As announced at the Singapore Budget both last year and this year, there will be several changes to the way the CPF works. Most of these changes affect those who are at least 50 years old in 2016.
Here's a quick summary of all of the changes and what this means for your CPF account and your take home pay.
1. CPF Contribution Rate increases for those aged between 50 to 65 years old
Currently, for those of us 50 years old and below, CPF contribution rate is 37% of our salary (20% of your own salary + 17% employer contribution). This amount gets lower as we get older. From 1 Jan 2016, this contribution rate is extended to those aged 55 and below. Here are the new contribution rates and what they changed from:
2. Ordinary Wage Ceiling will be increased to $6,000
Currently, the CPF wage ceiling is $5,000. That means that both you and your employer will only need to make CPF contributions for the first $5,000 in salary. From 1 Jan 2016, that has been raised to $6,000.
We've already talked about what raising the CPF salary ceiling will mean for you, but in summary, that means from 1 Jan 2016, if you're 55 years old or younger and earning $6,000 or more each month, your take home pay will now be $200 less than before. In addition, your employer now has to contribute up to $170 more each month.
Let's look at the example of Ms Hazirah, who turns 54 in 2016. She earns $6,000 a month. In 2015, her total CPF contribution rate (employee and employer) would have been 35% of $5,000 (the 2015 wage ceiling), or $1,750 each month. In 2016, assuming she still earns the same salary, her CPF contribution rate is now 37% of $6,000 (the 2016 wage ceiling), or $2,100 each month.
That's an extra $350 going in to Ms Hazirah's CPF account each month. Of course, from 2016, Ms Hazirah's take home pay is also $250 less each month, due to the changes in contribution rate and wage ceiling.
3. Higher CPF interest rates for those aged 55 and above
If you're 55 years and above in 2016, you can expect to earn up to 6% interest on your CPF balances. But note that it's only for the first $30,000 of your CPF. The next $30,000 will earn the same 5% interest rate that everyone else is enjoying on their first $60,000. Finally, any CPF amount above $60,000 will only earn the base 4% interest rate, the standard interest rate.
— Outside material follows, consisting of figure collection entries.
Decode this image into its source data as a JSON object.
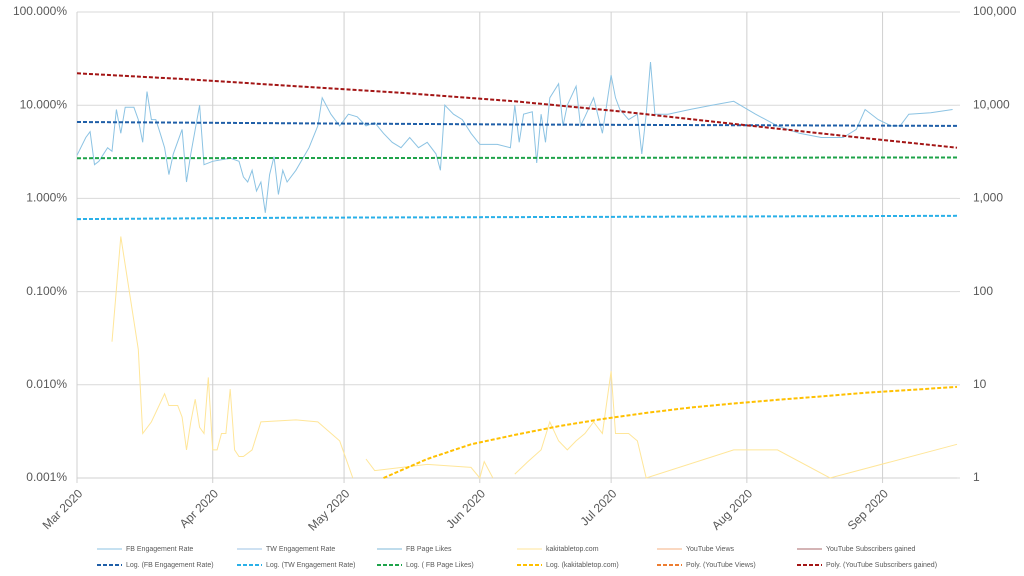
{
  "chart_data": {
    "type": "line",
    "log_scale": true,
    "grid": true,
    "legend": "bottom",
    "xlim": [
      0,
      201
    ],
    "xticks": [
      {
        "value": 0,
        "label": "Mar 2020"
      },
      {
        "value": 31,
        "label": "Apr 2020"
      },
      {
        "value": 61,
        "label": "May 2020"
      },
      {
        "value": 92,
        "label": "Jun 2020"
      },
      {
        "value": 122,
        "label": "Jul 2020"
      },
      {
        "value": 153,
        "label": "Aug 2020"
      },
      {
        "value": 184,
        "label": "Sep 2020"
      }
    ],
    "ylim": [
      0.001,
      100
    ],
    "yticks": [
      {
        "value": 0.001,
        "label": "0.001%"
      },
      {
        "value": 0.01,
        "label": "0.010%"
      },
      {
        "value": 0.1,
        "label": "0.100%"
      },
      {
        "value": 1,
        "label": "1.000%"
      },
      {
        "value": 10,
        "label": "10.000%"
      },
      {
        "value": 100,
        "label": "100.000%"
      }
    ],
    "y2lim": [
      1,
      100000
    ],
    "y2ticks": [
      1,
      10,
      100,
      {
        "value": 1000,
        "label": "1,000"
      },
      {
        "value": 10000,
        "label": "10,000"
      },
      {
        "value": 100000,
        "label": "100,000"
      }
    ],
    "series": [
      {
        "name": "FB Engagement Rate",
        "color": "#8cc3e3",
        "style": "solid",
        "x": [
          0,
          2,
          3,
          4,
          5,
          7,
          8,
          9,
          10,
          11,
          13,
          14,
          15,
          16,
          17,
          18,
          19,
          20,
          21,
          22,
          24,
          25,
          26,
          28,
          29,
          31,
          35,
          37,
          38,
          39,
          40,
          41,
          42,
          43,
          44,
          45,
          46,
          47,
          48,
          50,
          53,
          55,
          56,
          58,
          60,
          62,
          64,
          66,
          68,
          70,
          72,
          74,
          76,
          78,
          80,
          82,
          83,
          84,
          86,
          88,
          90,
          92,
          96,
          99,
          100,
          101,
          102,
          104,
          105,
          106,
          107,
          108,
          110,
          111,
          112,
          114,
          115,
          116,
          118,
          120,
          122,
          123,
          124,
          126,
          128,
          129,
          130,
          131,
          132,
          135,
          140,
          145,
          150,
          155,
          160,
          165,
          170,
          175,
          178,
          180,
          183,
          186,
          188,
          190,
          195,
          200
        ],
        "values": [
          2.9,
          4.5,
          5.2,
          2.3,
          2.5,
          3.5,
          3.2,
          9,
          5,
          9.5,
          9.5,
          7,
          4,
          14,
          7,
          7,
          5,
          3.5,
          1.8,
          3,
          5.5,
          1.5,
          3,
          10,
          2.3,
          2.5,
          2.7,
          2.5,
          1.7,
          1.5,
          2,
          1.2,
          1.5,
          0.7,
          1.8,
          2.8,
          1.1,
          2,
          1.5,
          2,
          3.5,
          6,
          12,
          8,
          6,
          8,
          7.5,
          6,
          6.5,
          5,
          4,
          3.5,
          4.5,
          3.5,
          4,
          3,
          2,
          10,
          8,
          7,
          5,
          3.8,
          3.8,
          3.5,
          10,
          4,
          8,
          8.5,
          2.4,
          8,
          4,
          12,
          17,
          6,
          10,
          16,
          6,
          7.5,
          12,
          5,
          21,
          12,
          9,
          7,
          8,
          3,
          8,
          29,
          8,
          8,
          9,
          10,
          11,
          8,
          6,
          5,
          4.5,
          4.5,
          5.5,
          9,
          7,
          6,
          6,
          8,
          8.3,
          9
        ]
      },
      {
        "name": "TW Engagement Rate",
        "color": "#9dc3e6",
        "style": "solid",
        "x": [],
        "values": []
      },
      {
        "name": "FB Page Likes",
        "color": "#7fb8d8",
        "style": "solid",
        "axis": "y2",
        "x": [],
        "values": []
      },
      {
        "name": "kakitabletop.com",
        "color": "#ffe699",
        "style": "solid",
        "axis": "y2",
        "x": [
          8,
          10,
          14,
          15,
          17,
          20,
          21,
          23,
          24,
          25,
          26,
          27,
          28,
          29,
          30,
          31,
          32,
          33,
          34,
          35,
          36,
          37,
          38,
          40,
          42,
          50,
          55,
          60,
          63,
          64,
          66,
          68,
          80,
          90,
          92,
          93,
          95,
          96,
          100,
          103,
          106,
          108,
          110,
          112,
          114,
          116,
          118,
          120,
          122,
          123,
          126,
          128,
          130,
          150,
          160,
          172,
          201
        ],
        "values": [
          29,
          390,
          24,
          3,
          4,
          8,
          6,
          6,
          4.5,
          2,
          4,
          7,
          3.5,
          3,
          12,
          2,
          2,
          3,
          3,
          9,
          2,
          1.7,
          1.7,
          2,
          4,
          4.2,
          4,
          2.5,
          1,
          null,
          1.6,
          1.2,
          1.4,
          1.3,
          1,
          1.5,
          1,
          null,
          1.1,
          1.5,
          2,
          4,
          2.5,
          2,
          2.5,
          3,
          4,
          3,
          14,
          3,
          3,
          2.5,
          1,
          2,
          2,
          1,
          2.3
        ]
      },
      {
        "name": "YouTube Views",
        "color": "#f4b183",
        "style": "solid",
        "axis": "y2",
        "x": [],
        "values": []
      },
      {
        "name": "YouTube Subscribers gained",
        "color": "#a9686b",
        "style": "solid",
        "axis": "y2",
        "x": [],
        "values": []
      },
      {
        "name": "Log. (FB Engagement Rate)",
        "color": "#1f5fa8",
        "style": "dashed",
        "x": [
          0,
          50,
          100,
          150,
          201
        ],
        "values": [
          6.6,
          6.4,
          6.2,
          6.1,
          6.0
        ]
      },
      {
        "name": "Log. (TW Engagement Rate)",
        "color": "#2ab0e8",
        "style": "dashed",
        "x": [
          0,
          50,
          100,
          150,
          201
        ],
        "values": [
          0.6,
          0.62,
          0.63,
          0.64,
          0.65
        ]
      },
      {
        "name": "Log. ( FB Page Likes)",
        "color": "#1ea34a",
        "style": "dashed",
        "axis": "y2",
        "x": [
          0,
          50,
          100,
          150,
          201
        ],
        "values": [
          2700,
          2710,
          2720,
          2740,
          2750
        ]
      },
      {
        "name": "Log. (kakitabletop.com)",
        "color": "#ffc000",
        "style": "dashed",
        "axis": "y2",
        "x": [
          70,
          80,
          90,
          100,
          110,
          120,
          130,
          140,
          150,
          160,
          170,
          180,
          190,
          201
        ],
        "values": [
          1,
          1.6,
          2.3,
          2.9,
          3.6,
          4.3,
          5,
          5.7,
          6.3,
          6.9,
          7.5,
          8.2,
          8.8,
          9.5
        ]
      },
      {
        "name": "Poly. (YouTube Views)",
        "color": "#ed7d31",
        "style": "dashed",
        "axis": "y2",
        "x": [],
        "values": []
      },
      {
        "name": "Poly. (YouTube Subscribers gained)",
        "color": "#a31515",
        "style": "dashed",
        "axis": "y2",
        "x": [
          0,
          25,
          50,
          75,
          100,
          125,
          150,
          175,
          201
        ],
        "values": [
          22000,
          19000,
          16000,
          13500,
          11000,
          8500,
          6300,
          4700,
          3500
        ]
      }
    ]
  }
}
The good news is that you'll now have more flexibility to top up your loved one's* CPF accounts in order to enjoy the higher interest rate. That means, if you have excess CPF above the Basic Retirement Sum, and your spouse** doesn't, you can top up their CPF accounts so that they can earn up to 6% interest.
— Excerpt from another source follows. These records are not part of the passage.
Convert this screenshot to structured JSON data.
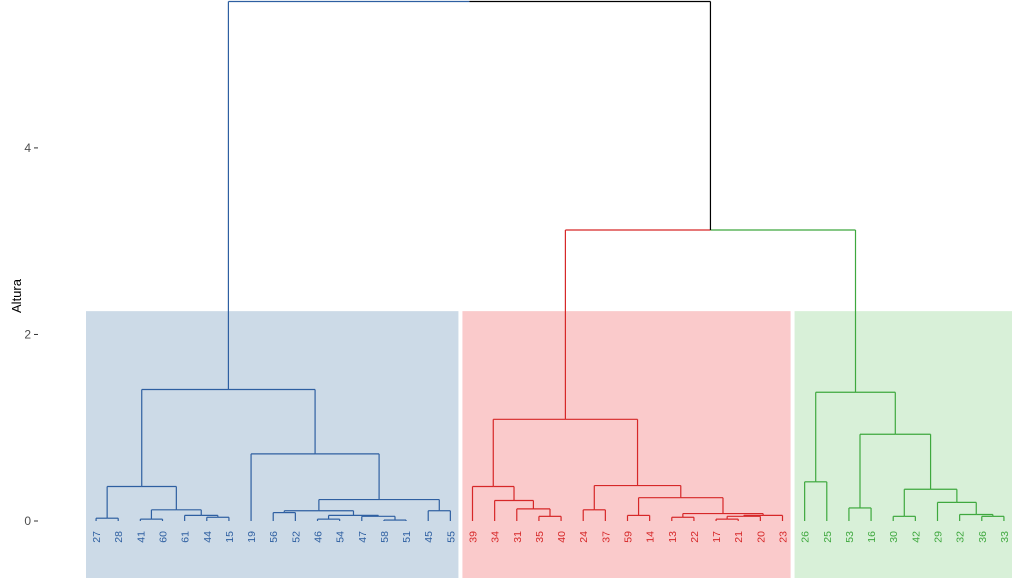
{
  "chart_data": {
    "type": "dendrogram",
    "ylabel": "Altura",
    "ylim": [
      0,
      5.5
    ],
    "y_ticks": [
      {
        "value": 0,
        "label": "0"
      },
      {
        "value": 2,
        "label": "2"
      },
      {
        "value": 4,
        "label": "4"
      }
    ],
    "x_axis_shown": false,
    "grid": false,
    "cluster_rect_height": 2.25,
    "root_color": "#000000",
    "leaves": [
      "27",
      "28",
      "41",
      "60",
      "61",
      "44",
      "15",
      "19",
      "56",
      "52",
      "46",
      "54",
      "47",
      "58",
      "51",
      "45",
      "55",
      "39",
      "34",
      "31",
      "35",
      "40",
      "24",
      "37",
      "59",
      "14",
      "13",
      "22",
      "17",
      "21",
      "20",
      "23",
      "26",
      "25",
      "53",
      "16",
      "30",
      "42",
      "29",
      "32",
      "36",
      "33"
    ],
    "clusters": [
      {
        "color": "#2E5FA1",
        "fill": "#CCDAE7",
        "first_leaf": "27",
        "last_leaf": "55"
      },
      {
        "color": "#D62728",
        "fill": "#FACACB",
        "first_leaf": "39",
        "last_leaf": "23"
      },
      {
        "color": "#3EA83E",
        "fill": "#D8F0D8",
        "first_leaf": "26",
        "last_leaf": "33"
      }
    ],
    "merges": [
      {
        "a": "58",
        "b": "51",
        "h": 0.01
      },
      {
        "a": "17",
        "b": "21",
        "h": 0.02
      },
      {
        "a": "41",
        "b": "60",
        "h": 0.02
      },
      {
        "a": "46",
        "b": "54",
        "h": 0.02
      },
      {
        "a": "27",
        "b": "28",
        "h": 0.03
      },
      {
        "a": "44",
        "b": "15",
        "h": 0.04
      },
      {
        "a": "13",
        "b": "22",
        "h": 0.04
      },
      {
        "a": "36",
        "b": "33",
        "h": 0.05
      },
      {
        "a": "35",
        "b": "40",
        "h": 0.05
      },
      {
        "a": "30",
        "b": "42",
        "h": 0.05
      },
      {
        "a": "47",
        "b": [
          "58",
          "51"
        ],
        "h": 0.05
      },
      {
        "a": [
          "17",
          "21"
        ],
        "b": "20",
        "h": 0.05
      },
      {
        "a": [
          "46",
          "54"
        ],
        "b": [
          "47",
          "58",
          "51"
        ],
        "h": 0.06
      },
      {
        "a": "59",
        "b": "14",
        "h": 0.06
      },
      {
        "a": [
          "17",
          "21",
          "20"
        ],
        "b": "23",
        "h": 0.06
      },
      {
        "a": "61",
        "b": [
          "44",
          "15"
        ],
        "h": 0.06
      },
      {
        "a": "32",
        "b": [
          "36",
          "33"
        ],
        "h": 0.07
      },
      {
        "a": [
          "13",
          "22"
        ],
        "b": [
          "17",
          "21",
          "20",
          "23"
        ],
        "h": 0.08
      },
      {
        "a": "56",
        "b": "52",
        "h": 0.09
      },
      {
        "a": [
          "56",
          "52"
        ],
        "b": [
          "46",
          "54",
          "47",
          "58",
          "51"
        ],
        "h": 0.11
      },
      {
        "a": "45",
        "b": "55",
        "h": 0.11
      },
      {
        "a": "24",
        "b": "37",
        "h": 0.12
      },
      {
        "a": [
          "41",
          "60"
        ],
        "b": [
          "61",
          "44",
          "15"
        ],
        "h": 0.12
      },
      {
        "a": "31",
        "b": [
          "35",
          "40"
        ],
        "h": 0.13
      },
      {
        "a": "53",
        "b": "16",
        "h": 0.14
      },
      {
        "a": "29",
        "b": [
          "32",
          "36",
          "33"
        ],
        "h": 0.2
      },
      {
        "a": [
          "34"
        ],
        "b": [
          "31",
          "35",
          "40"
        ],
        "h": 0.22
      },
      {
        "a": [
          "56",
          "52",
          "46",
          "54",
          "47",
          "58",
          "51"
        ],
        "b": [
          "45",
          "55"
        ],
        "h": 0.23
      },
      {
        "a": [
          "59",
          "14"
        ],
        "b": [
          "13",
          "22",
          "17",
          "21",
          "20",
          "23"
        ],
        "h": 0.25
      },
      {
        "a": [
          "30",
          "42"
        ],
        "b": [
          "29",
          "32",
          "36",
          "33"
        ],
        "h": 0.34
      },
      {
        "a": [
          "27",
          "28"
        ],
        "b": [
          "41",
          "60",
          "61",
          "44",
          "15"
        ],
        "h": 0.37
      },
      {
        "a": "39",
        "b": [
          "34",
          "31",
          "35",
          "40"
        ],
        "h": 0.37
      },
      {
        "a": [
          "24",
          "37"
        ],
        "b": [
          "59",
          "14",
          "13",
          "22",
          "17",
          "21",
          "20",
          "23"
        ],
        "h": 0.38
      },
      {
        "a": "26",
        "b": "25",
        "h": 0.42
      },
      {
        "a": "19",
        "b": [
          "56",
          "52",
          "46",
          "54",
          "47",
          "58",
          "51",
          "45",
          "55"
        ],
        "h": 0.72
      },
      {
        "a": [
          "53",
          "16"
        ],
        "b": [
          "30",
          "42",
          "29",
          "32",
          "36",
          "33"
        ],
        "h": 0.93
      },
      {
        "a": [
          "39",
          "34",
          "31",
          "35",
          "40"
        ],
        "b": [
          "24",
          "37",
          "59",
          "14",
          "13",
          "22",
          "17",
          "21",
          "20",
          "23"
        ],
        "h": 1.09
      },
      {
        "a": [
          "26",
          "25"
        ],
        "b": [
          "53",
          "16",
          "30",
          "42",
          "29",
          "32",
          "36",
          "33"
        ],
        "h": 1.38
      },
      {
        "a": [
          "27",
          "28",
          "41",
          "60",
          "61",
          "44",
          "15"
        ],
        "b": [
          "19",
          "56",
          "52",
          "46",
          "54",
          "47",
          "58",
          "51",
          "45",
          "55"
        ],
        "h": 1.41
      },
      {
        "a": [
          "39",
          "34",
          "31",
          "35",
          "40",
          "24",
          "37",
          "59",
          "14",
          "13",
          "22",
          "17",
          "21",
          "20",
          "23"
        ],
        "b": [
          "26",
          "25",
          "53",
          "16",
          "30",
          "42",
          "29",
          "32",
          "36",
          "33"
        ],
        "h": 3.12
      },
      {
        "a": [
          "27",
          "28",
          "41",
          "60",
          "61",
          "44",
          "15",
          "19",
          "56",
          "52",
          "46",
          "54",
          "47",
          "58",
          "51",
          "45",
          "55"
        ],
        "b": [
          "39",
          "34",
          "31",
          "35",
          "40",
          "24",
          "37",
          "59",
          "14",
          "13",
          "22",
          "17",
          "21",
          "20",
          "23",
          "26",
          "25",
          "53",
          "16",
          "30",
          "42",
          "29",
          "32",
          "36",
          "33"
        ],
        "h": 5.57
      }
    ]
  }
}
That way you don't need to tell them you love them. They'll know.
Wow… these changes seem really complicated… Put simply, the government is trying to help you save for your retirement, especially for those of you aged 50 and above. I find their lack of faith disturbing.
To do this, they're increasing the contribution rates, which means your employer needs to pay more, and your take home pay may decrease if you're between 50 and 55 years old.
They're also raising the wage ceiling, which means your employer needs to pay more, and your take home pay WILL decrease, if you're earning more than $5,000. Finally, they're helping to grow your CPF by increasing the interest rates for the first $60,000 in your account, with an additional 1% if you're above 55.
It's a trap!
Actually, it depends on how you want to look at it. Do or do not, there is no try.
Some will focus on the big picture, and the fact that their CPF accounts will get to grow faster as they near retirement. Most will focus on the details, like the fact that their take home pay will be affected (even if it's just 1% of their wages) at a time when they believe every dollar counts.